OpenAI Moat & Future of Software | Benedict Evans Analysis

Some tidbits from this excellent chat with Benedict Evans:

* OpenAI has massive reach, but not yet a clear moat. 900M weekly users is impressive, but usage may still be broad and shallow rather than deeply habitual.

* No Moat in Foundation Models: LLMs lack network effects and are rapidly becoming commodities, leaving OpenAI with massive mindshare but vulnerable defensibility. So it’s all about what they can build on top.

* The “Mile Wide, Inch Deep” Problem: Outside of the world of Silicon Valley, developers and tech, most users face a “capability gap” and still don’t know what to actually do with the AI. Building ever smarter models doesn’t fix the problem.

* The “Strategy Taker” Dilemma: usually you want to build a product based on what users want at the application layer, but in big AI labs, product teams build product based on how the technilogy/models progress

* AI is more likely to create more software, not less.

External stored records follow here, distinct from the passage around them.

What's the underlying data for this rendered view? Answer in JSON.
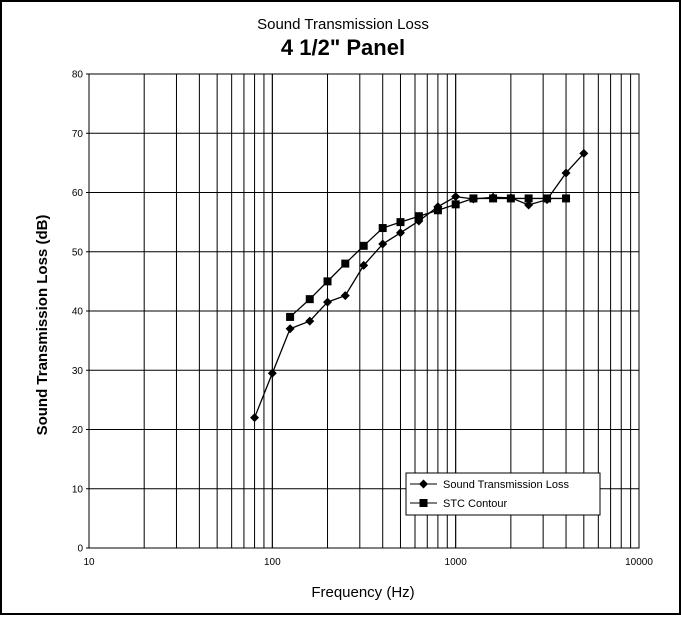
{
  "chart_data": {
    "type": "line",
    "title": "Sound Transmission Loss",
    "subtitle": "4 1/2\" Panel",
    "xlabel": "Frequency (Hz)",
    "ylabel": "Sound Transmission Loss (dB)",
    "xscale": "log",
    "xlim": [
      10,
      10000
    ],
    "ylim": [
      0,
      80
    ],
    "xticks": [
      10,
      100,
      1000,
      10000
    ],
    "xtick_labels": [
      "10",
      "100",
      "1000",
      "10000"
    ],
    "yticks": [
      0,
      10,
      20,
      30,
      40,
      50,
      60,
      70,
      80
    ],
    "ytick_labels": [
      "0",
      "10",
      "20",
      "30",
      "40",
      "50",
      "60",
      "70",
      "80"
    ],
    "grid": true,
    "legend_position": "bottom-right",
    "series": [
      {
        "name": "Sound Transmission Loss",
        "marker": "diamond",
        "color": "#000000",
        "x": [
          80,
          100,
          125,
          160,
          200,
          250,
          315,
          400,
          500,
          630,
          800,
          1000,
          1250,
          1600,
          2000,
          2500,
          3150,
          4000,
          5000
        ],
        "y": [
          22,
          29.5,
          37,
          38.3,
          41.5,
          42.6,
          47.7,
          51.3,
          53.2,
          55.2,
          57.6,
          59.3,
          58.9,
          59.2,
          59.1,
          57.9,
          58.8,
          63.3,
          66.6
        ]
      },
      {
        "name": "STC Contour",
        "marker": "square",
        "color": "#000000",
        "x": [
          125,
          160,
          200,
          250,
          315,
          400,
          500,
          630,
          800,
          1000,
          1250,
          1600,
          2000,
          2500,
          3150,
          4000
        ],
        "y": [
          39,
          42,
          45,
          48,
          51,
          54,
          55,
          56,
          57,
          58,
          59,
          59,
          59,
          59,
          59,
          59
        ]
      }
    ]
  }
}
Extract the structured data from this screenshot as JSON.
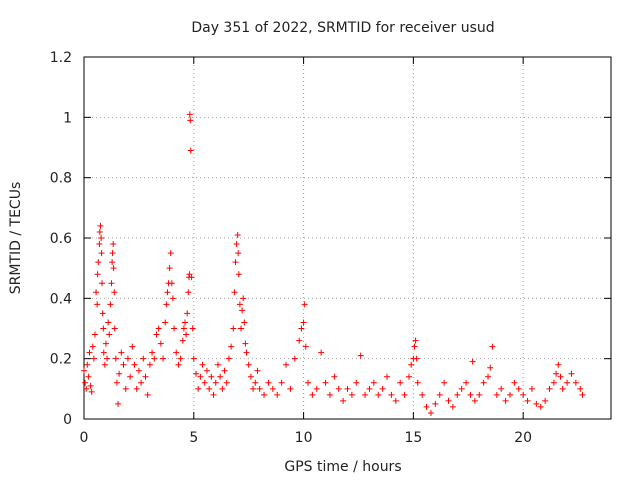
{
  "chart_data": {
    "type": "scatter",
    "title": "Day 351 of 2022, SRMTID for receiver usud",
    "xlabel": "GPS time / hours",
    "ylabel": "SRMTID / TECUs",
    "xlim": [
      0,
      24
    ],
    "ylim": [
      0,
      1.2
    ],
    "xticks": [
      0,
      5,
      10,
      15,
      20
    ],
    "yticks": [
      0,
      0.2,
      0.4,
      0.6,
      0.8,
      1,
      1.2
    ],
    "xtick_labels": [
      "0",
      "5",
      "10",
      "15",
      "20"
    ],
    "ytick_labels": [
      "0",
      "0.2",
      "0.4",
      "0.6",
      "0.8",
      "1",
      "1.2"
    ],
    "grid": true,
    "marker": "plus",
    "color": "#ff0000",
    "series": [
      {
        "name": "SRMTID",
        "points": [
          [
            0.0,
            0.16
          ],
          [
            0.05,
            0.12
          ],
          [
            0.1,
            0.1
          ],
          [
            0.15,
            0.18
          ],
          [
            0.2,
            0.14
          ],
          [
            0.25,
            0.22
          ],
          [
            0.3,
            0.11
          ],
          [
            0.35,
            0.09
          ],
          [
            0.4,
            0.24
          ],
          [
            0.45,
            0.2
          ],
          [
            0.5,
            0.28
          ],
          [
            0.55,
            0.42
          ],
          [
            0.6,
            0.38
          ],
          [
            0.62,
            0.48
          ],
          [
            0.65,
            0.52
          ],
          [
            0.7,
            0.58
          ],
          [
            0.72,
            0.62
          ],
          [
            0.75,
            0.64
          ],
          [
            0.78,
            0.6
          ],
          [
            0.8,
            0.55
          ],
          [
            0.82,
            0.45
          ],
          [
            0.85,
            0.35
          ],
          [
            0.88,
            0.3
          ],
          [
            0.9,
            0.22
          ],
          [
            0.95,
            0.18
          ],
          [
            1.0,
            0.25
          ],
          [
            1.05,
            0.2
          ],
          [
            1.1,
            0.32
          ],
          [
            1.15,
            0.28
          ],
          [
            1.2,
            0.38
          ],
          [
            1.25,
            0.45
          ],
          [
            1.28,
            0.52
          ],
          [
            1.3,
            0.55
          ],
          [
            1.33,
            0.58
          ],
          [
            1.35,
            0.5
          ],
          [
            1.38,
            0.42
          ],
          [
            1.4,
            0.3
          ],
          [
            1.45,
            0.2
          ],
          [
            1.5,
            0.12
          ],
          [
            1.55,
            0.05
          ],
          [
            1.6,
            0.15
          ],
          [
            1.7,
            0.22
          ],
          [
            1.8,
            0.18
          ],
          [
            1.9,
            0.1
          ],
          [
            2.0,
            0.2
          ],
          [
            2.1,
            0.14
          ],
          [
            2.2,
            0.24
          ],
          [
            2.3,
            0.18
          ],
          [
            2.4,
            0.1
          ],
          [
            2.5,
            0.16
          ],
          [
            2.6,
            0.12
          ],
          [
            2.7,
            0.2
          ],
          [
            2.8,
            0.14
          ],
          [
            2.9,
            0.08
          ],
          [
            3.0,
            0.18
          ],
          [
            3.1,
            0.22
          ],
          [
            3.2,
            0.2
          ],
          [
            3.3,
            0.28
          ],
          [
            3.4,
            0.3
          ],
          [
            3.5,
            0.25
          ],
          [
            3.6,
            0.2
          ],
          [
            3.7,
            0.32
          ],
          [
            3.75,
            0.38
          ],
          [
            3.8,
            0.42
          ],
          [
            3.85,
            0.45
          ],
          [
            3.9,
            0.5
          ],
          [
            3.95,
            0.55
          ],
          [
            4.0,
            0.45
          ],
          [
            4.05,
            0.4
          ],
          [
            4.1,
            0.3
          ],
          [
            4.2,
            0.22
          ],
          [
            4.3,
            0.18
          ],
          [
            4.4,
            0.2
          ],
          [
            4.5,
            0.26
          ],
          [
            4.55,
            0.3
          ],
          [
            4.6,
            0.32
          ],
          [
            4.65,
            0.28
          ],
          [
            4.7,
            0.35
          ],
          [
            4.75,
            0.42
          ],
          [
            4.78,
            0.47
          ],
          [
            4.8,
            0.48
          ],
          [
            4.82,
            1.01
          ],
          [
            4.84,
            0.99
          ],
          [
            4.86,
            0.89
          ],
          [
            4.9,
            0.47
          ],
          [
            4.95,
            0.3
          ],
          [
            5.0,
            0.2
          ],
          [
            5.1,
            0.15
          ],
          [
            5.2,
            0.1
          ],
          [
            5.3,
            0.14
          ],
          [
            5.4,
            0.18
          ],
          [
            5.5,
            0.12
          ],
          [
            5.6,
            0.16
          ],
          [
            5.7,
            0.1
          ],
          [
            5.8,
            0.14
          ],
          [
            5.9,
            0.08
          ],
          [
            6.0,
            0.12
          ],
          [
            6.1,
            0.18
          ],
          [
            6.2,
            0.14
          ],
          [
            6.3,
            0.1
          ],
          [
            6.4,
            0.16
          ],
          [
            6.5,
            0.12
          ],
          [
            6.6,
            0.2
          ],
          [
            6.7,
            0.24
          ],
          [
            6.8,
            0.3
          ],
          [
            6.85,
            0.42
          ],
          [
            6.9,
            0.52
          ],
          [
            6.95,
            0.58
          ],
          [
            7.0,
            0.61
          ],
          [
            7.02,
            0.55
          ],
          [
            7.05,
            0.48
          ],
          [
            7.1,
            0.38
          ],
          [
            7.15,
            0.3
          ],
          [
            7.2,
            0.36
          ],
          [
            7.25,
            0.4
          ],
          [
            7.3,
            0.32
          ],
          [
            7.35,
            0.25
          ],
          [
            7.4,
            0.22
          ],
          [
            7.5,
            0.18
          ],
          [
            7.6,
            0.14
          ],
          [
            7.7,
            0.1
          ],
          [
            7.8,
            0.12
          ],
          [
            7.9,
            0.16
          ],
          [
            8.0,
            0.1
          ],
          [
            8.2,
            0.08
          ],
          [
            8.4,
            0.12
          ],
          [
            8.6,
            0.1
          ],
          [
            8.8,
            0.08
          ],
          [
            9.0,
            0.12
          ],
          [
            9.2,
            0.18
          ],
          [
            9.4,
            0.1
          ],
          [
            9.6,
            0.2
          ],
          [
            9.8,
            0.26
          ],
          [
            9.9,
            0.3
          ],
          [
            10.0,
            0.32
          ],
          [
            10.05,
            0.38
          ],
          [
            10.1,
            0.24
          ],
          [
            10.2,
            0.12
          ],
          [
            10.4,
            0.08
          ],
          [
            10.6,
            0.1
          ],
          [
            10.8,
            0.22
          ],
          [
            11.0,
            0.12
          ],
          [
            11.2,
            0.08
          ],
          [
            11.4,
            0.14
          ],
          [
            11.6,
            0.1
          ],
          [
            11.8,
            0.06
          ],
          [
            12.0,
            0.1
          ],
          [
            12.2,
            0.08
          ],
          [
            12.4,
            0.12
          ],
          [
            12.6,
            0.21
          ],
          [
            12.8,
            0.08
          ],
          [
            13.0,
            0.1
          ],
          [
            13.2,
            0.12
          ],
          [
            13.4,
            0.08
          ],
          [
            13.6,
            0.1
          ],
          [
            13.8,
            0.14
          ],
          [
            14.0,
            0.08
          ],
          [
            14.2,
            0.06
          ],
          [
            14.4,
            0.12
          ],
          [
            14.6,
            0.08
          ],
          [
            14.8,
            0.14
          ],
          [
            14.9,
            0.18
          ],
          [
            15.0,
            0.2
          ],
          [
            15.05,
            0.24
          ],
          [
            15.1,
            0.26
          ],
          [
            15.15,
            0.2
          ],
          [
            15.2,
            0.12
          ],
          [
            15.4,
            0.08
          ],
          [
            15.6,
            0.04
          ],
          [
            15.8,
            0.02
          ],
          [
            16.0,
            0.05
          ],
          [
            16.2,
            0.08
          ],
          [
            16.4,
            0.12
          ],
          [
            16.6,
            0.06
          ],
          [
            16.8,
            0.04
          ],
          [
            17.0,
            0.08
          ],
          [
            17.2,
            0.1
          ],
          [
            17.4,
            0.12
          ],
          [
            17.6,
            0.08
          ],
          [
            17.7,
            0.19
          ],
          [
            17.8,
            0.06
          ],
          [
            18.0,
            0.08
          ],
          [
            18.2,
            0.12
          ],
          [
            18.4,
            0.14
          ],
          [
            18.5,
            0.17
          ],
          [
            18.6,
            0.24
          ],
          [
            18.8,
            0.08
          ],
          [
            19.0,
            0.1
          ],
          [
            19.2,
            0.06
          ],
          [
            19.4,
            0.08
          ],
          [
            19.6,
            0.12
          ],
          [
            19.8,
            0.1
          ],
          [
            20.0,
            0.08
          ],
          [
            20.2,
            0.06
          ],
          [
            20.4,
            0.1
          ],
          [
            20.6,
            0.05
          ],
          [
            20.8,
            0.04
          ],
          [
            21.0,
            0.06
          ],
          [
            21.2,
            0.1
          ],
          [
            21.4,
            0.12
          ],
          [
            21.5,
            0.15
          ],
          [
            21.6,
            0.18
          ],
          [
            21.7,
            0.14
          ],
          [
            21.8,
            0.1
          ],
          [
            22.0,
            0.12
          ],
          [
            22.2,
            0.15
          ],
          [
            22.4,
            0.12
          ],
          [
            22.6,
            0.1
          ],
          [
            22.7,
            0.08
          ]
        ]
      }
    ]
  }
}
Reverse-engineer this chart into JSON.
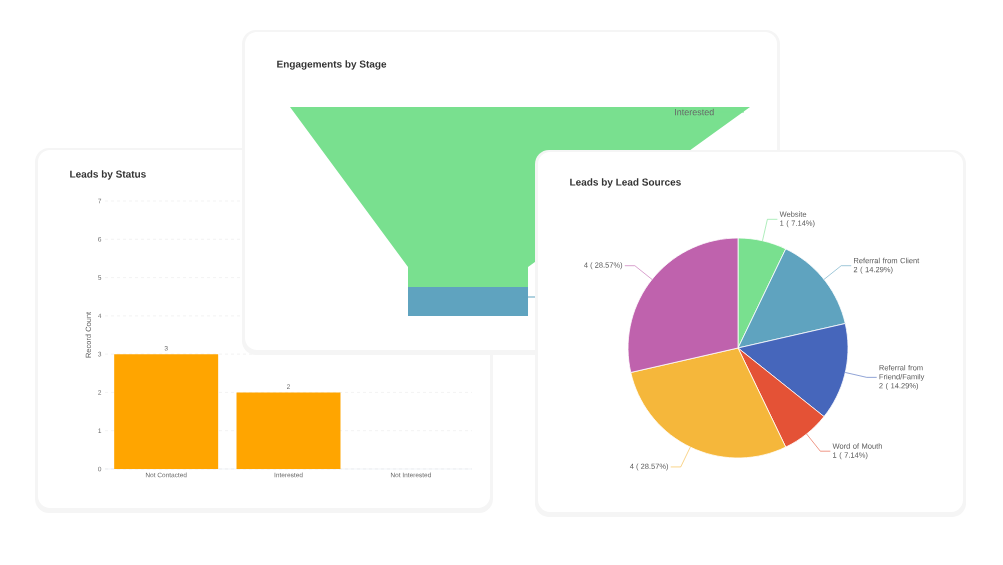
{
  "chart_data": [
    {
      "type": "bar",
      "title": "Leads by Status",
      "ylabel": "Record Count",
      "categories": [
        "Not Contacted",
        "Interested",
        "Not Interested"
      ],
      "values": [
        3,
        2,
        null
      ],
      "color": "#ffa500",
      "ylim": [
        0,
        7
      ],
      "yticks": [
        0,
        1,
        2,
        3,
        4,
        5,
        6,
        7
      ],
      "grid": "y",
      "data_labels": true
    },
    {
      "type": "other",
      "title": "Engagements by Stage",
      "categories": [
        "Interested",
        null
      ],
      "colors": [
        "#79e08f",
        "#5fa3bf"
      ]
    },
    {
      "type": "pie",
      "title": "Leads by Lead Sources",
      "categories": [
        "Website",
        "Referral from Client",
        "Referral from Friend/Family",
        "Word of Mouth",
        null,
        null
      ],
      "values": [
        1,
        2,
        2,
        1,
        4,
        4
      ],
      "colors": [
        "#79e08f",
        "#5fa3bf",
        "#4666bb",
        "#e45236",
        "#f5b73b",
        "#bf62ad"
      ],
      "value_labels": [
        "1 ( 7.14%)",
        "2 ( 14.29%)",
        "2 ( 14.29%)",
        "1 ( 7.14%)",
        "4 ( 28.57%)",
        "4 ( 28.57%)"
      ]
    }
  ]
}
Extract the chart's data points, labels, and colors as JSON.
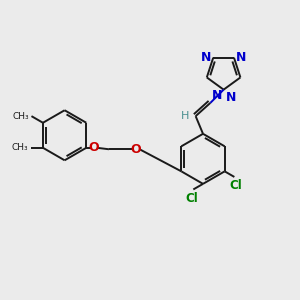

Lower development costs and new capabilities should expand the software surface area, not eliminate it.

* The Rise of “Improvised Software“: AI coding will not replace ERPs etc but it enables the creation of ad hoc software somewhere in the massive, messy middle layer between systems of record and spreadsheets

* Big Tech’s CapEx Reality Check: The hyperscalers’ trillion-dollar infrastructure spending is fighting “financial gravity,” raising questions about sustainable value creation.

* Most large companies are past the experimentation phase. They now have real pilots and deployments, but are still figuring out where AI creates lasting value versus short-term novelty.

* The AI boom can be real even if parts of it are overbuilt. A transformative technology and a capital cycle with weak returns can both be true at the same time.